La justice et la médecine suisses sont confrontées à un dilemme dramatique : faut-il nourrir de force ou laisser mourir un détenu qui fait une grève de la faim ? Bernard Rappaz est un producteur de cannabis, plusieurs fois condamné et qui défie la justice en refusant de se nourrir depuis 70 jours pour obtenir une suspension de sa peine. Selon son avocat, il risque d’en mourir. Depuis des années, Rappaz, véritable Robin des Bois du chanvre, défie les juges du Valais. C’est un militant de la libéralisation du cannabis devenu homme d’affaires, un provocateur et un quérulent, qui se croit persécuté par la justice. Il a été lourdement condamné pour avoir créé une plantation clandestine de cannabis qui lui a rapporté beaucoup d’argent. Il a fait de longues peines de prison et plusieurs grèves de la faim. Son visage émacié encadré de longs cheveux gris et son regard fiévreux en ont fait une cause célèbre en Suisse. Rappaz n’est plus que l’ombre de lui-même, mais il est décidé à aller jusqu’à la mort pour se faire entendre.

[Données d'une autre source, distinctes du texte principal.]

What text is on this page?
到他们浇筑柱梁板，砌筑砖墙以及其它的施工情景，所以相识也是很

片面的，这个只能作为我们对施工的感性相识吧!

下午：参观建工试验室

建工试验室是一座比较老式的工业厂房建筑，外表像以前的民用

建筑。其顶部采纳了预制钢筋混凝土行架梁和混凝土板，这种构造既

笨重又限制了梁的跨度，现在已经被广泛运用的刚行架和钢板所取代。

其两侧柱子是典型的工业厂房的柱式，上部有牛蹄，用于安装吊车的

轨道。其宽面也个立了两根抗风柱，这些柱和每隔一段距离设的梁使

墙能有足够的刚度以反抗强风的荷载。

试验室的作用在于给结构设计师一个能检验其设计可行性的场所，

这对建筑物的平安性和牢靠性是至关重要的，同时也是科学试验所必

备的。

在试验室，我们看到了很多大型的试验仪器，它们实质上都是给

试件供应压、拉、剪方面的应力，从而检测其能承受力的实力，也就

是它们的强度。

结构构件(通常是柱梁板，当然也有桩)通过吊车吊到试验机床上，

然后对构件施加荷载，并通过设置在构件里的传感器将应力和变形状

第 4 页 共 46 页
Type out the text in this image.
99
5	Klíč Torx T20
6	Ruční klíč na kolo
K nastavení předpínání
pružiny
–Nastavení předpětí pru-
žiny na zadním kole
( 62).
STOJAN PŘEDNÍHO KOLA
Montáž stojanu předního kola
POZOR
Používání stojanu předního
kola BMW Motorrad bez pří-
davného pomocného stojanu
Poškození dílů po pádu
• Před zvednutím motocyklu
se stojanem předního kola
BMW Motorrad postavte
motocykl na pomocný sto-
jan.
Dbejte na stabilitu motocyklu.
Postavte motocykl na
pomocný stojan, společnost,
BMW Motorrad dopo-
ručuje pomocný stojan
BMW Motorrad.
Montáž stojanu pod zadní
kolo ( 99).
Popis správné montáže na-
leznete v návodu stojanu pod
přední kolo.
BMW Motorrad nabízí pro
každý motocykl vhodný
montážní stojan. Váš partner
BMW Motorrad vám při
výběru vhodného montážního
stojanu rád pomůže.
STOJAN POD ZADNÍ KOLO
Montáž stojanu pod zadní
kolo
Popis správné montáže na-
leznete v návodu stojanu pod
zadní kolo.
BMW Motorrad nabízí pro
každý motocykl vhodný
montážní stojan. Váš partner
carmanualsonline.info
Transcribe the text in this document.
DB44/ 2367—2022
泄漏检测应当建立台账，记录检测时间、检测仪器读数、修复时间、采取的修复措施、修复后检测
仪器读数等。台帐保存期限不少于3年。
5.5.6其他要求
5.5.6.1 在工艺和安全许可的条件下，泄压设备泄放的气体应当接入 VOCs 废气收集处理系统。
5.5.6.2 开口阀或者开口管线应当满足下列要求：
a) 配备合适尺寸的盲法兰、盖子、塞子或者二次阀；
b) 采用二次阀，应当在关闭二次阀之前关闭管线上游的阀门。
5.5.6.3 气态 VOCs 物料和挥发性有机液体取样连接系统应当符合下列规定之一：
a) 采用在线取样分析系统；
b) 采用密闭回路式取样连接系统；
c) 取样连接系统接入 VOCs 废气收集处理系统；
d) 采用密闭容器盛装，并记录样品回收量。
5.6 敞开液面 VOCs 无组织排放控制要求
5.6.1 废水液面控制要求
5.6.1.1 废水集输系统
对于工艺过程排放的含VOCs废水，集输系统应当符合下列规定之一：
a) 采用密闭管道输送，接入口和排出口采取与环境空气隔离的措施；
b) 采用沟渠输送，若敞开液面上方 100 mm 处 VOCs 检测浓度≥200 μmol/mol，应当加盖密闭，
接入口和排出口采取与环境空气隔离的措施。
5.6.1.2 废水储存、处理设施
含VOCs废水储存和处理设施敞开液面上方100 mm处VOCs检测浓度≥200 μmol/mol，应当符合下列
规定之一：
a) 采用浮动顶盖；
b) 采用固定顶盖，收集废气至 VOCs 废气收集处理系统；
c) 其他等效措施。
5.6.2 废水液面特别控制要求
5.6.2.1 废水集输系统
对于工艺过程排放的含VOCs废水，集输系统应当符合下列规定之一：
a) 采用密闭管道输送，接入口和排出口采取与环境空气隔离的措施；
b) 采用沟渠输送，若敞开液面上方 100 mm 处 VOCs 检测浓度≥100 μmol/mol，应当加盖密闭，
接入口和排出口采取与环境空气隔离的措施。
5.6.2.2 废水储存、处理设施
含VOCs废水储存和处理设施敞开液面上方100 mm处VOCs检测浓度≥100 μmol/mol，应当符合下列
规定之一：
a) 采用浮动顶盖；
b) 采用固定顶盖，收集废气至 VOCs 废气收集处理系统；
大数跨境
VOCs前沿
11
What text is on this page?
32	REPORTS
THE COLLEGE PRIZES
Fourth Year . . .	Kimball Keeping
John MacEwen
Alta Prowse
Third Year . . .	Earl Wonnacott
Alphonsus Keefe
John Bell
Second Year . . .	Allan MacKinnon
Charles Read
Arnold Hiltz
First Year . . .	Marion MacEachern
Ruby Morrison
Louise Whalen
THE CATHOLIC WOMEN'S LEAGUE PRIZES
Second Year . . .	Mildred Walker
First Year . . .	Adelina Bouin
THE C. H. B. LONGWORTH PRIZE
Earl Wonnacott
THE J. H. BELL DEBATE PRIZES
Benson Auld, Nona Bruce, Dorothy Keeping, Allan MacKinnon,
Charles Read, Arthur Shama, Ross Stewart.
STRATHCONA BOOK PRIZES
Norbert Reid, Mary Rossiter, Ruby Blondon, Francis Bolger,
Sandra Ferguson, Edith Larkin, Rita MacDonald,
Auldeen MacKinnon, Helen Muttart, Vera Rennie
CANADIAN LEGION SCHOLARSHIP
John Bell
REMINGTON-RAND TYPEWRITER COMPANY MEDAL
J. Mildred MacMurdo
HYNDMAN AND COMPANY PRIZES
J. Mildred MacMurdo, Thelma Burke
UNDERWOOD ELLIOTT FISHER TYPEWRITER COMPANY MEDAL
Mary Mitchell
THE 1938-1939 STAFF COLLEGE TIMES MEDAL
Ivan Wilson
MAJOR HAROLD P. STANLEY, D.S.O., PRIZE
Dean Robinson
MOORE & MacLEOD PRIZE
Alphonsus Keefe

Le chanvrier valaisan pose de manière dramatique le problème de la grève de la faim : faut-il le nourrir de force ou le laisser mourir puisque c’est sa volonté ? Rappaz a en effet précisé par écrit qu’il refusait de se soumettre à tout traitement. Le Tribunal fédéral (la Cour suprême helvétique) a récemment rejeté la demande d’interruption de peine du détenu. Il a précisé : “Les directives de l’Académie suisse des sciences médicales ne sauraient empêcher les autorités cantonales d’ordonner l’alimentation forcée du recourant ni dispenser les médecins requis d’y procéder. “. Ce jugement a amené la ministre valaisanne de la justice à sommer l’hôpital où séjourne Rappaz de l’alimenter même contre son gré. Mais la direction de l’hôpital et ses médecins s’y refusent absolument, en affirmant que l’éthique médicale les oblige à respecter “le consentement éclairé du patient”. En réponse, la justice valaisanne menace les médecins de poursuite s’ils ne nourrissent pas de force le détenu. Le quotidien Le Temps titre : “L’insoluble cas Rappaz prend au piège les médecins et défie le droit”. On se trouve en face de deux logiques inconciliables : d’un côté, le Tribunal fédéral qui affirme que “l’Etat est en droit d’exiger un nourrissage forcé et que le médecin ne peut s’y soustraire”. De l’autre, le corps médical, qui considère que “l’alimentation forcée représente une violation grave de l’intégrité d’une personne et n’est pas conforme aux droits de l’homme.» Pour l’instant, personne ne voit comment sortir de ce “cul-de-sac morbide” où la vie d’un homme est devenue un enjeu de société. Ce drame est aussi exploité par les partisans de la légalisation du cannabis, dont Rappaz est un symbole.
La Suisse n’est pas le seul pays où des détenus en grève de la faim ont été nourris contre leur gré. Chaque pays règle la question de manière différente. L’Allemagne et l’Autriche autorisent un traitement médical si la santé du détenu est en danger. En France, le code de procédure pénale (article D.390) précise : "Si un détenu se livre à une grève de la faim prolongée, il peut être procédé à son alimentation forcée, mais seulement sur décision et sous surveillance médicales, et lorsque ses jours risquent d'être mis en danger". En France, c’est donc un médecin qui décide. La tradition anglo-saxonne est différente, souligne le quotidien suisse Le Temps : “Le rôle des autorités pénitentiaires est exclusivement d’informer le détenu qu’il ne recevra de l’aide que s’il la demande expressément. Dix indépendantistes irlandais ont trouvé la mort dans ces conditions en 1981”. L’intransigeance de Margaret Tatcher restera comme une des pages les plus sombres de l’action de la “Dame de fer”.
Le cas de Bernard Rappaz a ouvert en Suisse un vrai débat de société sur l’intervention de l’Etat dans la vie des citoyens, dans le domaine le plus privé, celui de la mort. Un débat aussi sur la désobéissance civile du corps médical. En conclusion, le sociologue Bernard Crettaz, qui anime depuis des années des Cafés mortels où les participants échangent leurs réflexions sur la mort, affirme : “Si Bernard Rappaz meurt, nous aurons tous honte”.